Characteristics of a bull market are as followed:
  • Historically high price level
  • High P/E ratios
  • Low dividend yields against bond yields
  • Much speculation using margin
  • Many IPOs with fundamentally poor companies
Some attributes of a good stock investment are as related:
  • Brought close to asset value
  • Satisfactory P/E ratio
  • Sufficient strong financial position
  • Prospect for relatively stable earnings
Bearing in mind 2 factors should help us in our investment journey. One is the acknowledgement that stock markets often go wrong which can be taken advantage of by an aware investor. The other is that businesses change in performance and quality over the years and an enterprising investor should take a hard look at the businesses from time to time.

Adding on to attributes of a good investment is the investor's inherent investment skills. A true investor is rarely forced to sell his shares. Worrying about unstable price movements in the market will only cause undue distress and mental anguish to the intelligent investor. Do not deceive yourself that there is no loss in value when your asset has no quoted market price.

Price fluctuations in the market is useful for the intelligent investor
The true investor benefits from the volatility of the market. When prices fall sharply, an opportunity to buy securities that are undervalued arises and when prices rise sharply, an opportunity to sell securities that are overvalued becomes possible. Other than that, it would be wise to ignore the daily fluctuations in the market. Value of the underlying asset is key to making a wise investment.

Key difference between speculators and investors
Speculators desire to anticipate and profit from the fluctuations in the market whereas an investor aim to acquire and retain equities or assets at reasonable and suitable prices.

Average market prices could signal managerial competence
To put it simply, a good management team produces and facilitates a good average market price whereas a bad management generate a bad average market price.

Do not make decisions based on market fluctuations
Fluctuations in the market are simply noises by the mass investing public.

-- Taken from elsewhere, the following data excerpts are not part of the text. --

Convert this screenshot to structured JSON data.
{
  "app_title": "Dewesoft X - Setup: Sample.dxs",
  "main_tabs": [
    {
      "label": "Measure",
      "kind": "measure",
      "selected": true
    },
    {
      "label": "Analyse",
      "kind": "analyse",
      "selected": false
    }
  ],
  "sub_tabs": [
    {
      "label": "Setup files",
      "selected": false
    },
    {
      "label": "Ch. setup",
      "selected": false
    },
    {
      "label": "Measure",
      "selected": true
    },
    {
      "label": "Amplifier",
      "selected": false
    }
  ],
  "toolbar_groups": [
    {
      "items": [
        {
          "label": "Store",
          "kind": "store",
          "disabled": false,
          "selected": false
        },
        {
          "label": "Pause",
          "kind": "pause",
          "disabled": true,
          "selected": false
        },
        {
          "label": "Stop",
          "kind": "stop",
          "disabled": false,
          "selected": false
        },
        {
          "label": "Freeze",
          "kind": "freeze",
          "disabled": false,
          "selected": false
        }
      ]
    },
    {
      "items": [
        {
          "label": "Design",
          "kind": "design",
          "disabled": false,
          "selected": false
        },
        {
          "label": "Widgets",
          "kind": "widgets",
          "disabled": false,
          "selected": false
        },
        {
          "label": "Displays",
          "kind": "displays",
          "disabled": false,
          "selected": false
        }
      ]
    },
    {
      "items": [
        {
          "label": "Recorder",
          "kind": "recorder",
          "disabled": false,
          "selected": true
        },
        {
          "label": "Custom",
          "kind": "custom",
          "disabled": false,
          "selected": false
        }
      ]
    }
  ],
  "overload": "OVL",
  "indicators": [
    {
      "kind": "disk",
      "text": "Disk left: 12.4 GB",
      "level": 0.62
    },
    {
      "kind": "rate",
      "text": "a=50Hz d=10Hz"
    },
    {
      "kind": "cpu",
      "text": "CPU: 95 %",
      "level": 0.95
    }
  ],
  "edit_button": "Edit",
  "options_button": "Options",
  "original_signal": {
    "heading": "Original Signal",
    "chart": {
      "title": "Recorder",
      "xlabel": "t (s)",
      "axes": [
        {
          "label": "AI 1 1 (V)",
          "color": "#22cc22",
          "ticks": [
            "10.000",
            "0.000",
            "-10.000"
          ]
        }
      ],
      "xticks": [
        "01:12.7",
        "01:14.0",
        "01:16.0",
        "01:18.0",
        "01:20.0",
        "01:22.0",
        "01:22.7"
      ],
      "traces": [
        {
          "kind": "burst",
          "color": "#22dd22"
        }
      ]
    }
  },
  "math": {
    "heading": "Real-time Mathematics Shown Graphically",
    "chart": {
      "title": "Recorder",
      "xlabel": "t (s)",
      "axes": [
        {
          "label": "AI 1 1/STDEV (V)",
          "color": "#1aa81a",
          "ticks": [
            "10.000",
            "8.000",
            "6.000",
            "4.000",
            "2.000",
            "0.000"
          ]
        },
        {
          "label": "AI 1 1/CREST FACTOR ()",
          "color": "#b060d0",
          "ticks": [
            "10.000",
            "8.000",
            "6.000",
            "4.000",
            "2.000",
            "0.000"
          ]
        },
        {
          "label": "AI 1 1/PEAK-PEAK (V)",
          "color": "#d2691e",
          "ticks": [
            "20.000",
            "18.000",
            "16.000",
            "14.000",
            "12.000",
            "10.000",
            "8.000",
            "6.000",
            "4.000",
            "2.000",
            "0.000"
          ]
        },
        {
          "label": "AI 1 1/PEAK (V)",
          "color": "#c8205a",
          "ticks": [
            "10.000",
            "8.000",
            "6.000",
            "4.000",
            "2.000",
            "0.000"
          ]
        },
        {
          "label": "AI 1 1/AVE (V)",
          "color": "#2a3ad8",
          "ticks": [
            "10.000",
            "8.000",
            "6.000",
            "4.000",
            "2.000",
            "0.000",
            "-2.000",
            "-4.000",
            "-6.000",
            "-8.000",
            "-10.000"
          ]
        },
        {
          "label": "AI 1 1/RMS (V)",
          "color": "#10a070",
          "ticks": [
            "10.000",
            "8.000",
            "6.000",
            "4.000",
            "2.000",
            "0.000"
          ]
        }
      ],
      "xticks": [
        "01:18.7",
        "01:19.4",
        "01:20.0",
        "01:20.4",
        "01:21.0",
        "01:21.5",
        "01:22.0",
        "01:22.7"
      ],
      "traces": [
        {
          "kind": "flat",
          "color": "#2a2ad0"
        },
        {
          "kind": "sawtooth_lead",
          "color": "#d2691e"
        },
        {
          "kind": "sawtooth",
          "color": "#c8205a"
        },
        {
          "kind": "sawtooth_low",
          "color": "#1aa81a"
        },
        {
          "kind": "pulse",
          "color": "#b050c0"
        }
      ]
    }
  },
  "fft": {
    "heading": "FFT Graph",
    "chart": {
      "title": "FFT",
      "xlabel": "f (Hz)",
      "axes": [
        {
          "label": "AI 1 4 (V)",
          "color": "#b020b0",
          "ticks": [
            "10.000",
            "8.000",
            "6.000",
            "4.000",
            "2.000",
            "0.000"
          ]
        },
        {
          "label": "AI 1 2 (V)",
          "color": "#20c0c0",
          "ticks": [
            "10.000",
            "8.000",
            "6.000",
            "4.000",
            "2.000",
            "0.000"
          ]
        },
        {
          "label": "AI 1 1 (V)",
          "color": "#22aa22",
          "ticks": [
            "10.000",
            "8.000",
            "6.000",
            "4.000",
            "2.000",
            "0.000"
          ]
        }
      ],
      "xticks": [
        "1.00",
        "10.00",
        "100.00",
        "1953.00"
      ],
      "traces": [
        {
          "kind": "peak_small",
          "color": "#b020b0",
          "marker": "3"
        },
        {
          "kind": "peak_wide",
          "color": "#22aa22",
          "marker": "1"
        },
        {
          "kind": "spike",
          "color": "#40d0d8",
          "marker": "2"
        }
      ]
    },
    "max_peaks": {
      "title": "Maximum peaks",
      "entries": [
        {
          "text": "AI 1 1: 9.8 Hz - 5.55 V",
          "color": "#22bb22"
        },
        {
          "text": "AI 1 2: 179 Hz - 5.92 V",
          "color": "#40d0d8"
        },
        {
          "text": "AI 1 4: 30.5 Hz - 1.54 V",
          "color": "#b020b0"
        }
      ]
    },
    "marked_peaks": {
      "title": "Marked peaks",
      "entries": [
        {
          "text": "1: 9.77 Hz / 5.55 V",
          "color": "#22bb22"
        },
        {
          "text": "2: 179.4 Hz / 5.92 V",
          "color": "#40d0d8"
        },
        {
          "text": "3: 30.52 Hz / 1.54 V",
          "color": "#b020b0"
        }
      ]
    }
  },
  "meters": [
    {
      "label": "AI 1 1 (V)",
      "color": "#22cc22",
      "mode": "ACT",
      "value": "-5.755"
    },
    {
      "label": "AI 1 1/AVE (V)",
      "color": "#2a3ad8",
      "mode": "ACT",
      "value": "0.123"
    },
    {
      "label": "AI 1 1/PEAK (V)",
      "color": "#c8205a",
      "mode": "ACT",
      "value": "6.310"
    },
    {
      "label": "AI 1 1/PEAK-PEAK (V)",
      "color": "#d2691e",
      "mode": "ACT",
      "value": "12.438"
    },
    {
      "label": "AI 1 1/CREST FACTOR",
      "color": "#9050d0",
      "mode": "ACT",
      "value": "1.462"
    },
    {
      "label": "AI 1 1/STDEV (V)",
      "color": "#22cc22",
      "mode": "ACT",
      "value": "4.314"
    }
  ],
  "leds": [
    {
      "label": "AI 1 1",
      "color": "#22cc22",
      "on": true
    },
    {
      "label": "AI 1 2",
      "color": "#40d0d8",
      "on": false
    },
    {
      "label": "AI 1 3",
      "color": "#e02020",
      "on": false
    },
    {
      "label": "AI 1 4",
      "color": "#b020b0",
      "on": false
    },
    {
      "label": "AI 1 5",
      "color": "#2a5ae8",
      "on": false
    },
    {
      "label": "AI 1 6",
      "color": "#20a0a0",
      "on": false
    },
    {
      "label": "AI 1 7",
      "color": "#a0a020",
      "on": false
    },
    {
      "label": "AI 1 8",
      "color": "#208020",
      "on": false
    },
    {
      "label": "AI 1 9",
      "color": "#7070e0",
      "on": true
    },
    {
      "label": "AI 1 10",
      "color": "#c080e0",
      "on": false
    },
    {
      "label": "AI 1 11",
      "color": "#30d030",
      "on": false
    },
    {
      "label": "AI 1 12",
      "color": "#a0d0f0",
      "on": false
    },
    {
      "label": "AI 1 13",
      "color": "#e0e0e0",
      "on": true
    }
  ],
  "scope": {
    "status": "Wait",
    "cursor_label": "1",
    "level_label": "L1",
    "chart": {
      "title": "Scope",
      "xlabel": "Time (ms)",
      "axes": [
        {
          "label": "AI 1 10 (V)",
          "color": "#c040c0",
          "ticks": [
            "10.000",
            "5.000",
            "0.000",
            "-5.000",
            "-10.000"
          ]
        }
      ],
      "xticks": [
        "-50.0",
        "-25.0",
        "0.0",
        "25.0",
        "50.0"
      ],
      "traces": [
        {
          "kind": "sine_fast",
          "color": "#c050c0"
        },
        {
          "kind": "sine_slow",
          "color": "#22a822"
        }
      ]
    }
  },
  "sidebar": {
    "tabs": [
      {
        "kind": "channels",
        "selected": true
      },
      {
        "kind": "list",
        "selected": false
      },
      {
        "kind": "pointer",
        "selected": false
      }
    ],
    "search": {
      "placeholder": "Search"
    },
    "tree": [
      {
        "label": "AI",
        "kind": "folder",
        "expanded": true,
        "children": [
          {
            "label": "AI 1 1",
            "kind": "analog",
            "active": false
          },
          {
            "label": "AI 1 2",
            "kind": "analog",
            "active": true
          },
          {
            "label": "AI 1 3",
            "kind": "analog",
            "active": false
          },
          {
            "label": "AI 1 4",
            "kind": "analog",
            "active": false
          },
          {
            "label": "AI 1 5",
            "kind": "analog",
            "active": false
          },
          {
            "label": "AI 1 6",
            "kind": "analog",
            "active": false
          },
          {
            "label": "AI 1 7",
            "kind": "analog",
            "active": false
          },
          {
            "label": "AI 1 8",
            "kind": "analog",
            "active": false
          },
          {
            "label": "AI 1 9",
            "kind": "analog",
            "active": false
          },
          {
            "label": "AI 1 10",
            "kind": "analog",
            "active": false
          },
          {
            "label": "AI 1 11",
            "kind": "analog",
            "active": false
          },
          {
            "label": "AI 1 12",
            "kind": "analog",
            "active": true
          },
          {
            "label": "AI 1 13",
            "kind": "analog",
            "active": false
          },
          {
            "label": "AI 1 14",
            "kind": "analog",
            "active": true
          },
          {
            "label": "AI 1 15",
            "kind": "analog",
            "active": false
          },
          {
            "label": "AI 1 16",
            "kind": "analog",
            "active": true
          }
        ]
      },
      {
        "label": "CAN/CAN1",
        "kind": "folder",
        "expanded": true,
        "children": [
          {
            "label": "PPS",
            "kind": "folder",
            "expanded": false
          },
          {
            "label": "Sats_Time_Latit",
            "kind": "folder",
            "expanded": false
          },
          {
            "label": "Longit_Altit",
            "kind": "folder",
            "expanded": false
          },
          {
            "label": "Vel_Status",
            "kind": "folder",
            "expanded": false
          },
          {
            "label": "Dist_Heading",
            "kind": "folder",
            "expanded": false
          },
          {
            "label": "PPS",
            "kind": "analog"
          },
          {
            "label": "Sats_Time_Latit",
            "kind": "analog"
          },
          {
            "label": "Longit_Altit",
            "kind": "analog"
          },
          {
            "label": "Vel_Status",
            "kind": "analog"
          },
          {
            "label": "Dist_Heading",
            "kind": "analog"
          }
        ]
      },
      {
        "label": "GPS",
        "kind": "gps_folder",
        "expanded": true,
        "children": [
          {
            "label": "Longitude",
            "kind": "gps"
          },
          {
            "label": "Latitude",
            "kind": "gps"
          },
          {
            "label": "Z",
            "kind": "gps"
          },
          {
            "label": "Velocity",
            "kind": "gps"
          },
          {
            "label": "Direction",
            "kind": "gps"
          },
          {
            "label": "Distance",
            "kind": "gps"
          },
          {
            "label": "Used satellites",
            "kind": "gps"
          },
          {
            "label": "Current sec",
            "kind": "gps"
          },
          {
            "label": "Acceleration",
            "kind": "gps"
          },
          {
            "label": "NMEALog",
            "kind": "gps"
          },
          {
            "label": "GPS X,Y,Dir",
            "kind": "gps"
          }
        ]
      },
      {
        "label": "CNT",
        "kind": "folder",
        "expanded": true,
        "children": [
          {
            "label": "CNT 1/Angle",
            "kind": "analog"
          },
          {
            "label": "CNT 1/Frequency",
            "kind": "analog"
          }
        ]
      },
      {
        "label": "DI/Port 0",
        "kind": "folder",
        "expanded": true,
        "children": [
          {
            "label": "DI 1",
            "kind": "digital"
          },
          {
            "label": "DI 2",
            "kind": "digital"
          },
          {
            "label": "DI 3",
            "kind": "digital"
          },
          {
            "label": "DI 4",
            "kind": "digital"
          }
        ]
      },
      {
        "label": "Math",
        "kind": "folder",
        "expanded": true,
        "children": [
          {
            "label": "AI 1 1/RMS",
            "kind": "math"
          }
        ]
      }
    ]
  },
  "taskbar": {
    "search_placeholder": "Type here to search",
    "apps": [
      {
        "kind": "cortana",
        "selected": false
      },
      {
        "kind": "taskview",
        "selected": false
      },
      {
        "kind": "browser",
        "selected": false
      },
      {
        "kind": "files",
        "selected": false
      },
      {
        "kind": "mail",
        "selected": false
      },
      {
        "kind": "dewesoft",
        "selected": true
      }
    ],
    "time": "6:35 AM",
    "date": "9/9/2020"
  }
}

Do not ever buy or sell a stock just because the price has gone up or gone down. Do not make any investment decisions based on market fluctuations.

Price fluctuations of convertible bonds and preferred stocks are affected by these few factors:
  • Change in price of related common stock
  • Change in credit rating of the stock/company
  • Change in interest rates
Since these are highly volatile and rarely guarantee safety of principal, it might be worthwhile to observe them more depending on personal preferences and investment appetite.

You cannot control the market, but you can control these few bills:
  • Brokerage costs
  • Ownership costs
  • Expectations
  • Risk (how much to put into stock market and rebalancing)
  • Tax bills
  • Own behavior
To be an intelligent investor, you have to ignore the crowd and master your own investment journey. Do not try to trend follow and listen to the market.

Sign the Investment Owner's Contract in the book 
Sign the contract, and refer to it whenever you are thinking about making a move in the market.

With that, I end part 3 of my review of The Intelligent Investor by Benjamin Graham. To be honest, I am only 33% done with the book and my prior post announcing my intention to finish the book in 5 days was really naive. There is just too much content and nuggets of wisdom in the book for it to be finished in 5 days. After reading the book, I was able to understand my own investment mistakes even better. One significant incident was that I lost out a chance to realize an additional $1,000+ in profits just because I did not let my profits ride even though fundamental conditions of the business has not changed. I am truly more motivated than ever and will sacrifice my mental and physical limits for my investment career (which involves tons of studying and networking), and my family (this is of course still my priority). Anything else to me now is secondary.